Wait–Happy Marriages Exist? On Webb and Dowd Simpson

You may have seen that Webb Simpson, a devout Christian, just won the U. S. Open.  If you’re like me, you may not know much about him.  From the video above, he seems to be a godly husband and father (HT: Girltalk).  He and Dowd, his wife, seem to have a very happy marriage.

Let me say this: it is a beautiful thing to see a woman who wants to support, strengthen, and even better a man.  There really is something otherworldly about that–a rightly functioning, gospel-driven marriage is showing you a picture of Christ and his church.  There is elegance, aesthetic elegance, in seeing the elements of a godly union serve and encourage one another.

Happy marriages do exist.  The gospel powers them.

(Update: See CT’s coverage of Webb’s victory here)

  • truthunites

    Hi Owen,

    I’m a Bible-believing Christian who’s a mild sports nut. I’m pretty jazzed up with Tim Tebow, Jeremy Lin, Bubba Watson, Webb Simpson, some baseball players whose names I forget “coming out” victoriously as believers and witnesses to the awesome King of Kings, Jesus Christ.

    Of course, there are some nay-sayers who say that it’s so lame that Christians should want and root for Christian “celebrity” professional athletes, but is that really so wrong of me? What do you think?

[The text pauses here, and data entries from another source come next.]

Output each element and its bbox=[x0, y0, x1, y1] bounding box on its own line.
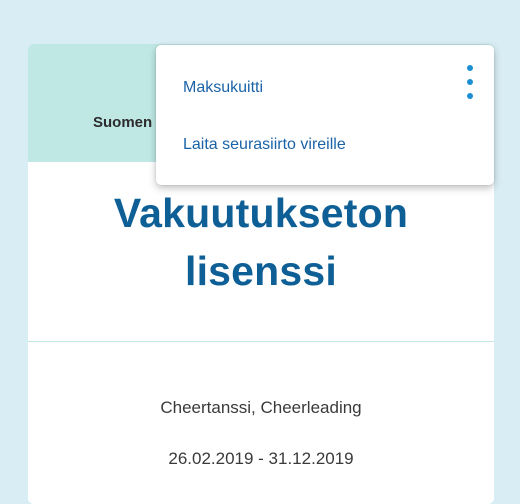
menu-item-club-transfer[interactable]: Laita seurasiirto vireille bbox=[183, 136, 346, 154]
license-title: Vakuutukseton lisenssi bbox=[28, 184, 494, 300]
divider bbox=[28, 341, 494, 342]
actions-menu: Maksukuitti Laita seurasiirto vireille bbox=[156, 45, 494, 185]
kebab-dot bbox=[467, 93, 473, 99]
kebab-dot bbox=[467, 65, 473, 71]
menu-item-payment-receipt[interactable]: Maksukuitti bbox=[183, 79, 263, 97]
kebab-dot bbox=[467, 79, 473, 85]
kebab-menu-icon[interactable] bbox=[462, 63, 478, 105]
license-title-line-2: lisenssi bbox=[184, 248, 338, 294]
sport-text: Cheertanssi, Cheerleading bbox=[160, 398, 362, 417]
license-title-line-1: Vakuutukseton bbox=[113, 190, 409, 236]
validity-period: 26.02.2019 - 31.12.2019 bbox=[168, 449, 354, 468]
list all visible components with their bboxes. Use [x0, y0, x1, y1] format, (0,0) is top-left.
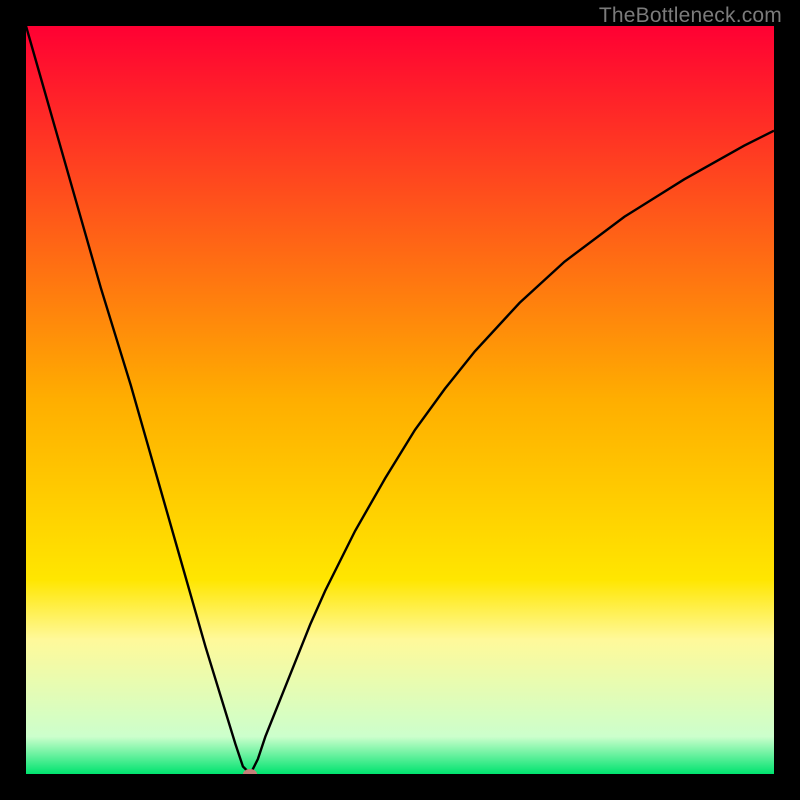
plot-area [26, 26, 774, 774]
chart-frame: TheBottleneck.com [0, 0, 800, 800]
min-point-marker [243, 769, 257, 774]
bottleneck-curve [26, 26, 774, 774]
watermark-text: TheBottleneck.com [599, 4, 782, 28]
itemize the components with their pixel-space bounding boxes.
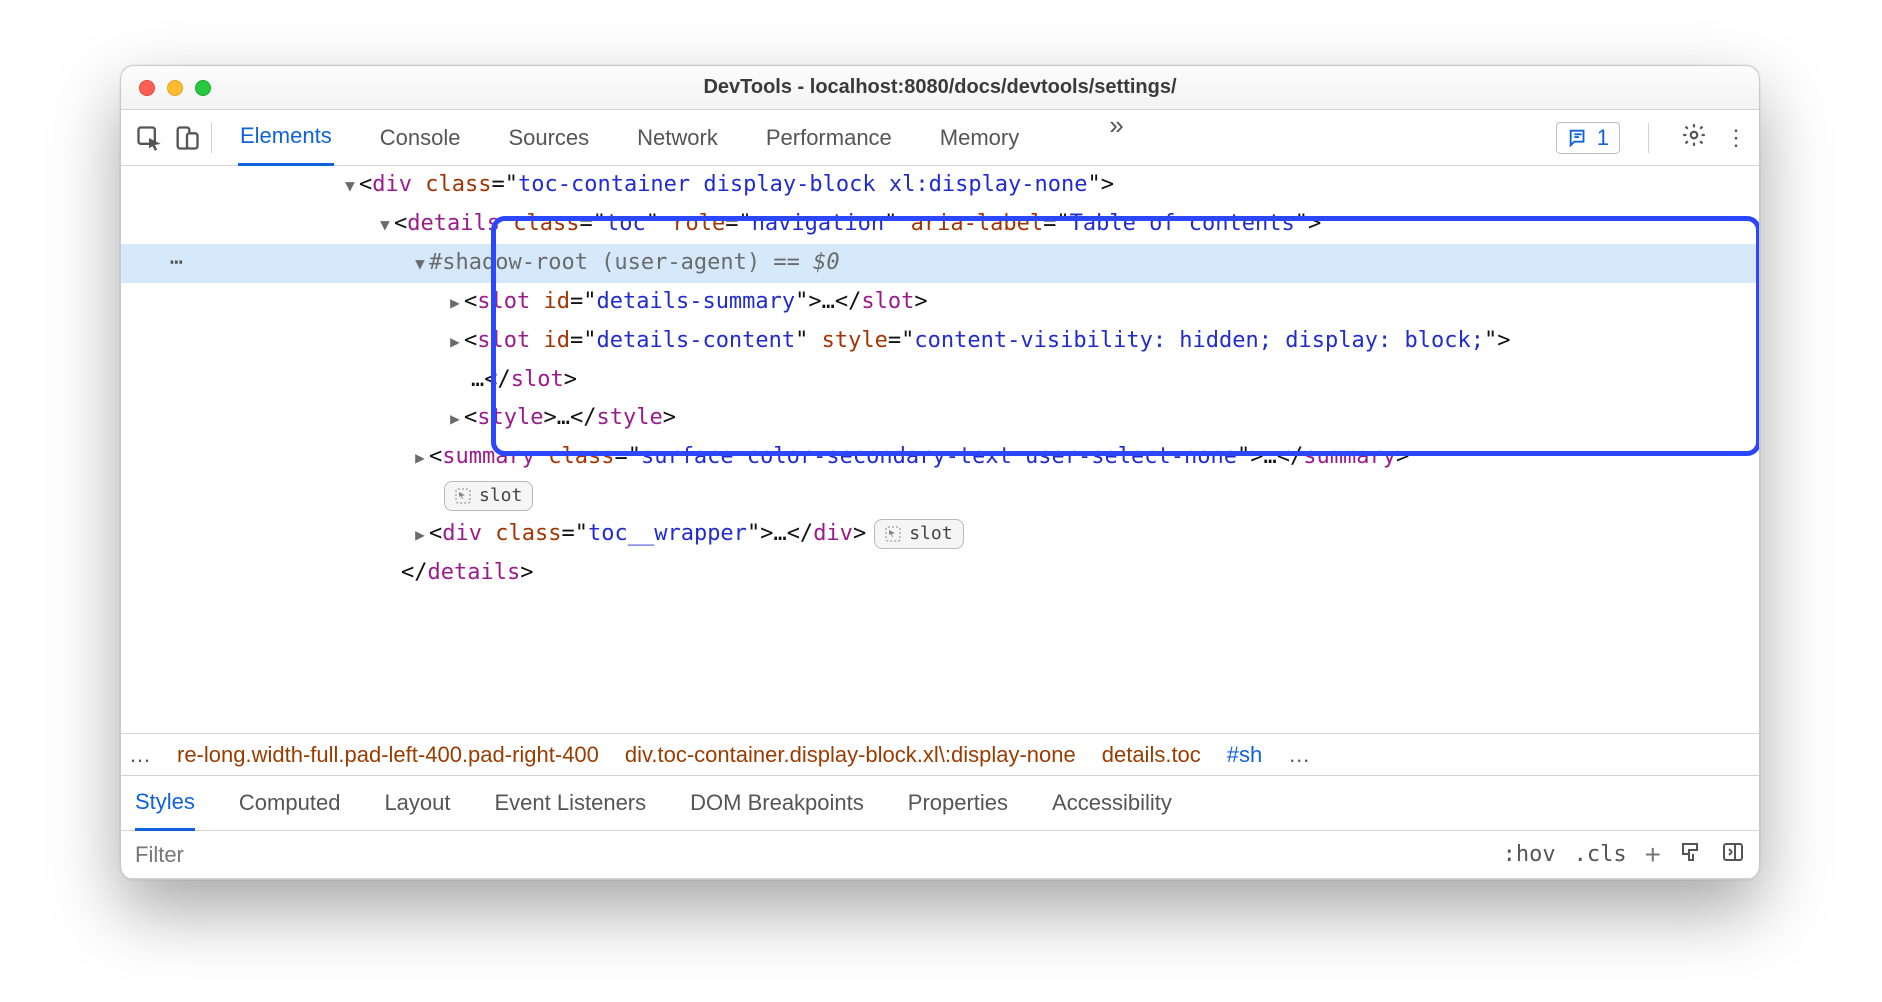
tab-sources[interactable]: Sources [506,110,591,166]
paint-icon[interactable] [1679,840,1703,870]
reveal-slot-button[interactable]: slot [874,519,963,549]
tab-elements[interactable]: Elements [238,110,334,166]
dom-node-slot-content[interactable]: <slot id="details-content" style="conten… [121,322,1759,399]
expand-toggle-icon[interactable] [411,516,429,554]
titlebar: DevTools - localhost:8080/docs/devtools/… [121,66,1759,110]
sidebar-tabs: Styles Computed Layout Event Listeners D… [121,775,1759,831]
settings-icon[interactable] [1681,122,1707,154]
tab-dom-breakpoints[interactable]: DOM Breakpoints [690,775,864,831]
minimize-window-button[interactable] [167,80,183,96]
dom-node-slot-summary[interactable]: <slot id="details-summary">…</slot> [121,283,1759,322]
expand-toggle-icon[interactable] [376,206,394,244]
expand-toggle-icon[interactable] [411,245,429,283]
more-tabs-icon[interactable]: » [1109,110,1123,166]
dom-node-summary[interactable]: <summary class="surface color-secondary-… [121,438,1759,477]
dom-breadcrumbs[interactable]: … re-long.width-full.pad-left-400.pad-ri… [121,733,1759,775]
issues-badge[interactable]: 1 [1556,122,1620,154]
crumb-item[interactable]: details.toc [1102,742,1201,768]
tab-properties[interactable]: Properties [908,775,1008,831]
expand-toggle-icon[interactable] [446,323,464,361]
tab-console[interactable]: Console [378,110,463,166]
tab-computed[interactable]: Computed [239,775,341,831]
window-controls [121,80,211,96]
dom-node-toc-wrapper[interactable]: <div class="toc__wrapper">…</div>slot [121,515,1759,554]
new-style-rule-button[interactable]: + [1645,839,1661,871]
separator [211,123,212,153]
dom-node-details[interactable]: <details class="toc" role="navigation" a… [121,205,1759,244]
tab-accessibility[interactable]: Accessibility [1052,775,1172,831]
gutter-ellipsis[interactable]: ⋯ [121,244,191,282]
devtools-window: DevTools - localhost:8080/docs/devtools/… [120,65,1760,880]
issues-count: 1 [1597,125,1609,151]
main-toolbar: Elements Console Sources Network Perform… [121,110,1759,166]
dom-tree[interactable]: <div class="toc-container display-block … [121,166,1759,733]
tab-event-listeners[interactable]: Event Listeners [495,775,647,831]
tab-styles[interactable]: Styles [135,775,195,831]
inspect-element-icon[interactable] [135,124,163,152]
toggle-hover-button[interactable]: :hov [1503,842,1556,867]
toggle-sidebar-icon[interactable] [1721,840,1745,870]
expand-toggle-icon[interactable] [446,284,464,322]
tab-network[interactable]: Network [635,110,720,166]
crumb-overflow-right[interactable]: … [1288,742,1310,768]
crumb-item[interactable]: re-long.width-full.pad-left-400.pad-righ… [177,742,599,768]
styles-filter-input[interactable]: Filter [135,842,1503,868]
crumb-item[interactable]: div.toc-container.display-block.xl\:disp… [625,742,1076,768]
device-toolbar-icon[interactable] [173,124,201,152]
zoom-window-button[interactable] [195,80,211,96]
dom-node-style[interactable]: <style>…</style> [121,399,1759,438]
shadow-root-label: #shadow-root (user-agent) [429,250,760,275]
main-tabs: Elements Console Sources Network Perform… [238,110,1124,166]
dom-node-summary-slot-pill[interactable]: slot [121,477,1759,515]
tab-layout[interactable]: Layout [384,775,450,831]
styles-filter-bar: Filter :hov .cls + [121,831,1759,879]
expand-toggle-icon[interactable] [341,167,359,205]
close-window-button[interactable] [139,80,155,96]
tab-performance[interactable]: Performance [764,110,894,166]
toggle-classes-button[interactable]: .cls [1574,842,1627,867]
tab-memory[interactable]: Memory [938,110,1021,166]
expand-toggle-icon[interactable] [411,439,429,477]
dom-node-shadow-root[interactable]: ⋯ #shadow-root (user-agent) == $0 [121,244,1759,283]
reveal-slot-button[interactable]: slot [444,481,533,511]
toolbar-right: 1 ⋮ [1556,122,1749,154]
expand-toggle-icon[interactable] [446,400,464,438]
separator [1648,123,1649,153]
dom-node-div-toc-container[interactable]: <div class="toc-container display-block … [121,166,1759,205]
window-title: DevTools - localhost:8080/docs/devtools/… [121,76,1759,99]
crumb-item-selected[interactable]: #sh [1227,742,1262,768]
dom-node-details-close[interactable]: </details> [121,554,1759,592]
kebab-menu-icon[interactable]: ⋮ [1725,125,1749,151]
crumb-overflow-left[interactable]: … [129,742,151,768]
console-ref: $0 [813,250,840,275]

    I didn’t watch Webb Simpson’s victory; only read about it on the web on cnnsi.com, but I was so stoked to read that he came back from such a large deficit.

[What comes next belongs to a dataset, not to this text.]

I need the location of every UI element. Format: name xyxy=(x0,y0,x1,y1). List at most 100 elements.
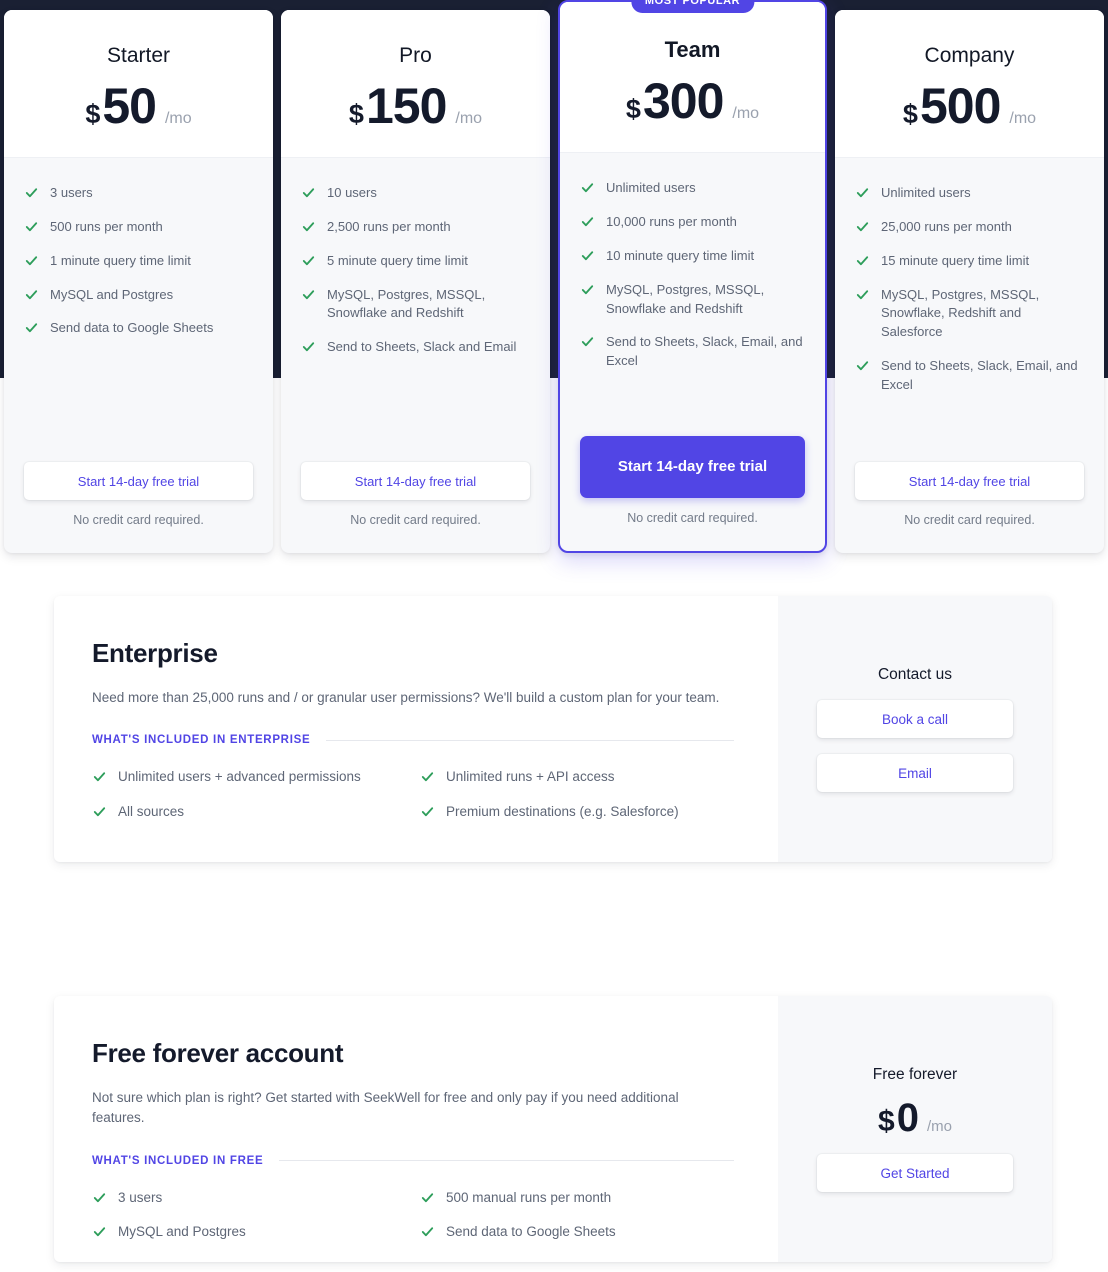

    So funny: The cnnsi story said that he was a man of deep religious conviction which I took as code word for “one of dem Christians” so I googled the Christianity Today story to verify that he was a Christian.

    • eric petraitis

      You don’t need to be a christian to have a good, strong marriage! Love and respect for one another is what matters, not some belief in mythology. Atheists can love their fellow human beings as much as, if not more than, any religious nut out there. So cut the crap about how wonderful you christians are! Our last president, a devout christian, declared war on an innocent nation some nine years ago! What happened to thou shall not kill?

      • Clay Porter

        Hi Eric,
        The commandment is more correctly translated “You shall do no murder”. The sane and reasonable application of it is to be aware that the wrongful taking of a life breaks God’s heart. Murder isn’t strictly the physical act of wrongfully taking another person’s life – it actually begins in the heart when a person harbors unforgiveness toward another, then progresses to hatred, then to acts of vengeance, and finally the taking of a life. This is why all Judeo-Christian legal systems (and most others) make distinctions between accidentally and willfully taking the life of another.

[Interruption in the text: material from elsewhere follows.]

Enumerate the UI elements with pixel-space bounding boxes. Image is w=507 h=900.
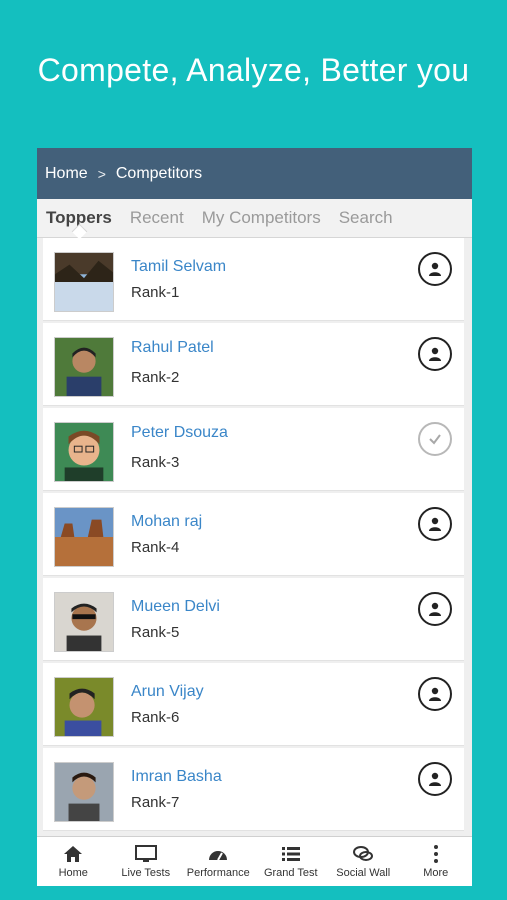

        For example, a person who harbors hatred toward another race may ultimately act on the hatred. Say for example that person gathers around himself others that have a cultural/ethnic bias against a particular race, and justifies various levels of violence toward that race by co-opting a religious codification to support that viewpoint. That person may even justify all the means toward the end of violence, e.g., selling drugs to raise money to buy weapons, plane tickets, obtain international credentials, etc. That hatred toward the race may become so strong that even the apparent defenders of that race become targets of violence. The consuming hatred of this type will eventually manifest in one or more tragic and murderous actions in which people who weren’t even known by the perpetrator are killed collaterally. A great example of this is 9-11.

        But if I raise my hand in defense of myself or of those for whom I am responsible, it is not murder, because there is a reasonable justification. A good example here – I am sitting in my own home, interacting with my family, and an armed intruder breaks in with the intent to rape and kill my wife. If he kills her, and I then wrestle the weapon away from him and kill him, am I in your view an equal danger to society (if he were still alive)? We both have killed. The blind equanimity you appear to demand would cast me as equally (or more, since I was capable of killing him) dangerous.

        The conflicts of which you speak as a declaration of war on an innocent nation aren’t so conveniently form-fitting to your political-speak. A murderous dictator provided a means to convert heroin into arms for a number of terrorist groups – people whose hatred for Jews and any friend of Jews, i.e., America – made them blind to any measure of justice or mercy used by anyone, Judeo-Christian, atheist, or whatever you may compare against. Interrupting the flow of money (Iraq) and drugs (Afghanistan) was (and is) the chief aim of military actions on the part of the US. It is all but certain that many lives were preserved as a result.